On April 14, 2011, twenty-one organizations and individuals that had previously intervened opposing various reactor licensing proceedings filed a petition requesting that the NRC suspend all decisions regarding reactor licensing and design certification pending completion of an NRC task force review of the events at Fukushima, Japan, among other requested relief. The North Anna 3 COL proceeding is one of the pending proceedings identified in this petition, and BREDL served the petition in the North Anna 3 COL proceeding on April 18, 2011. In September 2011, the NRC denied the petitioners' requests to suspend licensing and design certification proceedings. The only relief granted was the petitioners' request that the NRC perform a safety analysis of the regulatory implications of the Fukushima event to the extent it is doing so.

North Carolina Regulation
In August 2011, Virginia Power filed its annual fuel expense recovery application with the North Carolina Commission. The application requests a revenue increase of approximately $37 million, including approximately $14 million of previously deferred fuel costs. If approved, revised fuel rates would go into effect January 1, 2012.

FERC Gas Regulation
Ellisburg-to-Craigs Project
In September 2011, FERC approved DTI's proposed Ellisburg-to-Craigs project. The project is expected to have capacity of approximately 150,000 dekatherms per day, which will be leased by TGP to move Marcellus shale natural gas supplies from TGP's 300 Line pipeline system in northern Pennsylvania to its 200 Line pipeline system in upstate New York. The project is expected to cost approximately $46 million. Subject to receipt of FERC approval to commence construction, construction of additional compression facilities and a new measurement and regulating station is expected to begin in March 2012, with a projected in-service date of November 2012.

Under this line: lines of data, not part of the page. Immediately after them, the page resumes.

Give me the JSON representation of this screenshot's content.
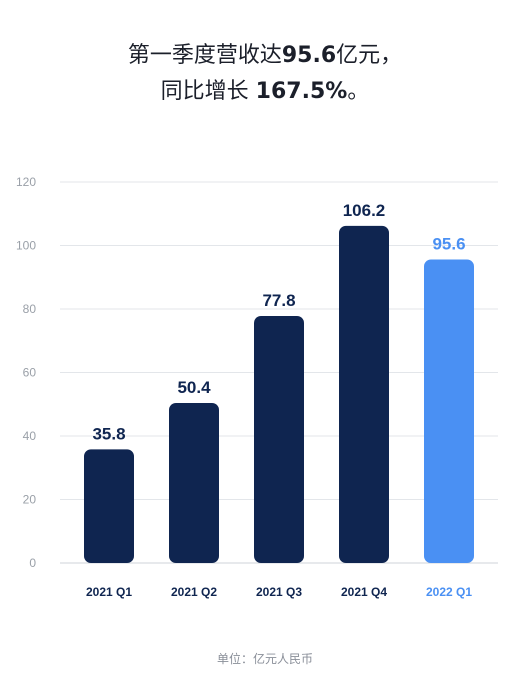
{
  "header": {
    "line1_prefix": "第一季度营收达",
    "line1_value": "95.6",
    "line1_suffix": "亿元，",
    "line2_prefix": "同比增长 ",
    "line2_value": "167.5%",
    "line2_suffix": "。"
  },
  "unit_note": "单位：亿元人民币",
  "colors": {
    "past_bar": "#0f2550",
    "current_bar": "#4a90f3",
    "grid": "#e3e6ea",
    "axis_text": "#9aa0a8"
  },
  "chart_data": {
    "type": "bar",
    "categories": [
      "2021 Q1",
      "2021 Q2",
      "2021 Q3",
      "2021 Q4",
      "2022 Q1"
    ],
    "values": [
      35.8,
      50.4,
      77.8,
      106.2,
      95.6
    ],
    "value_labels": [
      "35.8",
      "50.4",
      "77.8",
      "106.2",
      "95.6"
    ],
    "highlight_index": 4,
    "ylim": [
      0,
      120
    ],
    "yticks": [
      0,
      20,
      40,
      60,
      80,
      100,
      120
    ],
    "grid": true,
    "xlabel": "",
    "ylabel": ""
  }
}
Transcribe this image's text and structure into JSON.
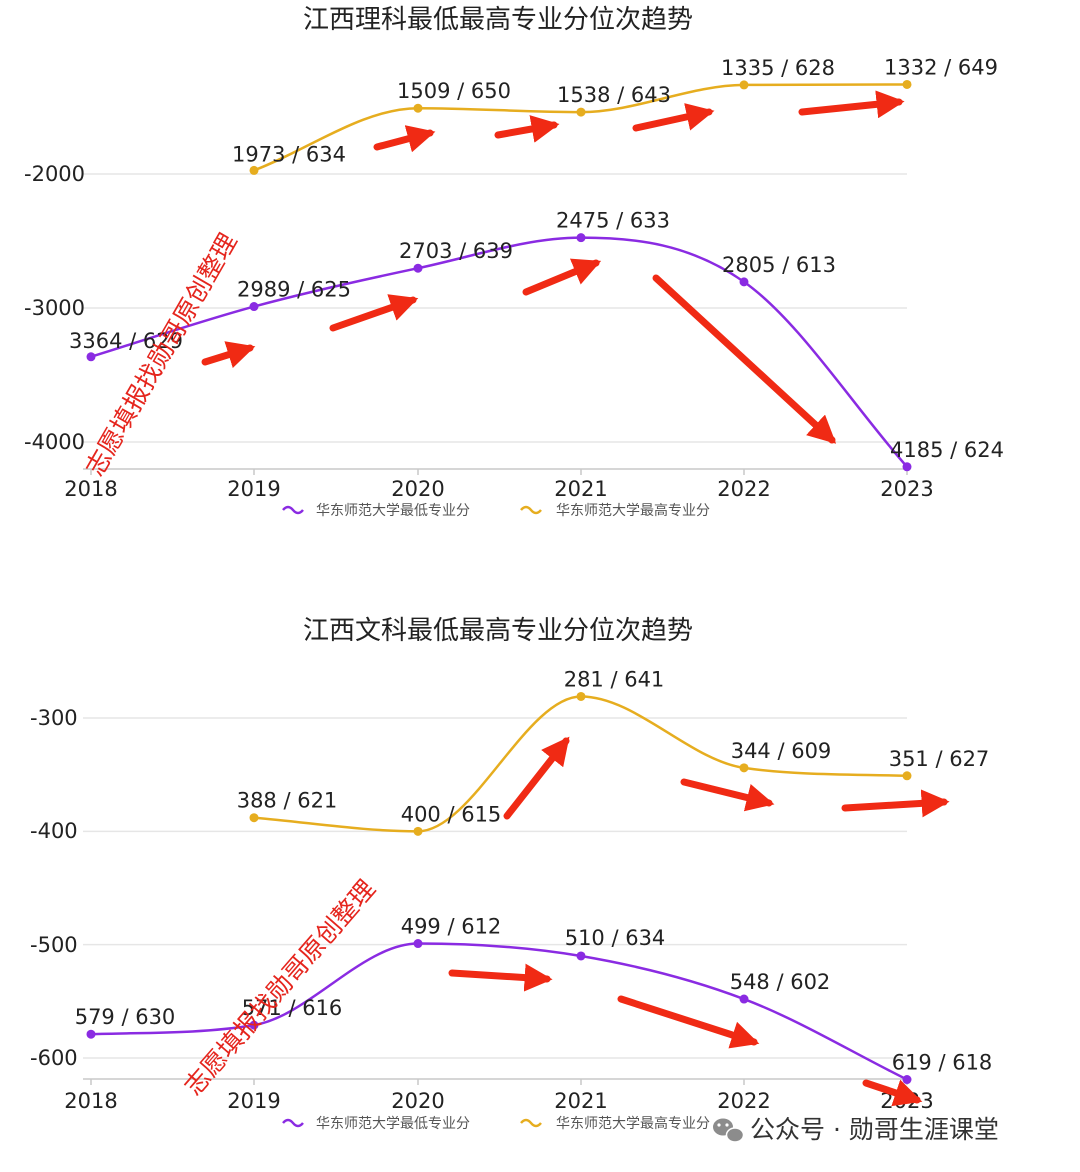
{
  "chart_data": [
    {
      "type": "line",
      "title": "江西理科最低最高专业分位次趋势",
      "categories": [
        "2018",
        "2019",
        "2020",
        "2021",
        "2022",
        "2023"
      ],
      "y_axis_ticks": [
        "-2000",
        "-3000",
        "-4000"
      ],
      "series": [
        {
          "name": "华东师范大学最低专业分",
          "color": "#8a2be2",
          "values": [
            -3364,
            -2989,
            -2703,
            -2475,
            -2805,
            -4185
          ],
          "labels": [
            "3364 / 629",
            "2989 / 625",
            "2703 / 639",
            "2475 / 633",
            "2805 / 613",
            "4185 / 624"
          ]
        },
        {
          "name": "华东师范大学最高专业分",
          "color": "#e6ad1f",
          "values": [
            null,
            -1973,
            -1509,
            -1538,
            -1335,
            -1332
          ],
          "labels": [
            "",
            "1973 / 634",
            "1509 / 650",
            "1538 / 643",
            "1335 / 628",
            "1332 / 649"
          ]
        }
      ],
      "watermark": "志愿填报找勋哥原创整理"
    },
    {
      "type": "line",
      "title": "江西文科最低最高专业分位次趋势",
      "categories": [
        "2018",
        "2019",
        "2020",
        "2021",
        "2022",
        "2023"
      ],
      "y_axis_ticks": [
        "-300",
        "-400",
        "-500",
        "-600"
      ],
      "series": [
        {
          "name": "华东师范大学最低专业分",
          "color": "#8a2be2",
          "values": [
            -579,
            -571,
            -499,
            -510,
            -548,
            -619
          ],
          "labels": [
            "579 / 630",
            "571 / 616",
            "499 / 612",
            "510 / 634",
            "548 / 602",
            "619 / 618"
          ]
        },
        {
          "name": "华东师范大学最高专业分",
          "color": "#e6ad1f",
          "values": [
            null,
            -388,
            -400,
            -281,
            -344,
            -351
          ],
          "labels": [
            "",
            "388 / 621",
            "400 / 615",
            "281 / 641",
            "344 / 609",
            "351 / 627"
          ]
        }
      ],
      "watermark": "志愿填报找勋哥原创整理"
    }
  ],
  "footer": {
    "text": "公众号 · 勋哥生涯课堂",
    "icon": "wechat-icon"
  },
  "colors": {
    "arrow": "#f02a14",
    "watermark": "#e5251d",
    "grid": "#e6e6e6"
  }
}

Northeast Expansion Project
In August 2011, DTI received FERC authorization for the Northeast Expansion Project. The project is expected to provide approximately 200,000 dekatherms per day of firm transportation services for CONSOL's Marcellus Shale natural gas production from various receipt points in central and southwestern Pennsylvania to a nexus of market pipelines and storage facilities in Leidy, Pennsylvania. The project is expected to cost approximately $100 million. Subject to receipt of FERC approval to commence construction, construction of new compression facilities at three existing compressor stations in central Pennsylvania is expected to begin in March 2012, with a projected in-service date of November 2012.

Ohio Regulation
In March 2011, East Ohio filed a request with the Ohio Commission to accelerate the PIR program. In August 2011, the Ohio Commission approved the stipulation filed in East Ohio's accelerated PIR proceeding. The stipulation provides for an increase in annual PIR capital investment from the current level of approximately $120 million stepping up to approximately $160 million by 2013. In addition, the stipulation provides for cost recovery over a five-year period commencing upon the approval of the Ohio Commission. In accordance with the stipulation, East Ohio requested the dismissal of its appeal at the Ohio Supreme Court regarding its opposition to the Ohio Commission's order concerning East Ohio's first year PIR cost recovery charge.

In August 2011, East Ohio submitted its annual application to adjust the cost recovery charge under the previously approved PIR program. A supplement to the application was filed in September 2011. The proposed recovery charge includes actual costs and a return related to investments made through June 30, 2011. A settlement agreement filed with the Ohio Commission in October 2011 supports the revenue requirement of $37 million reflected in the application.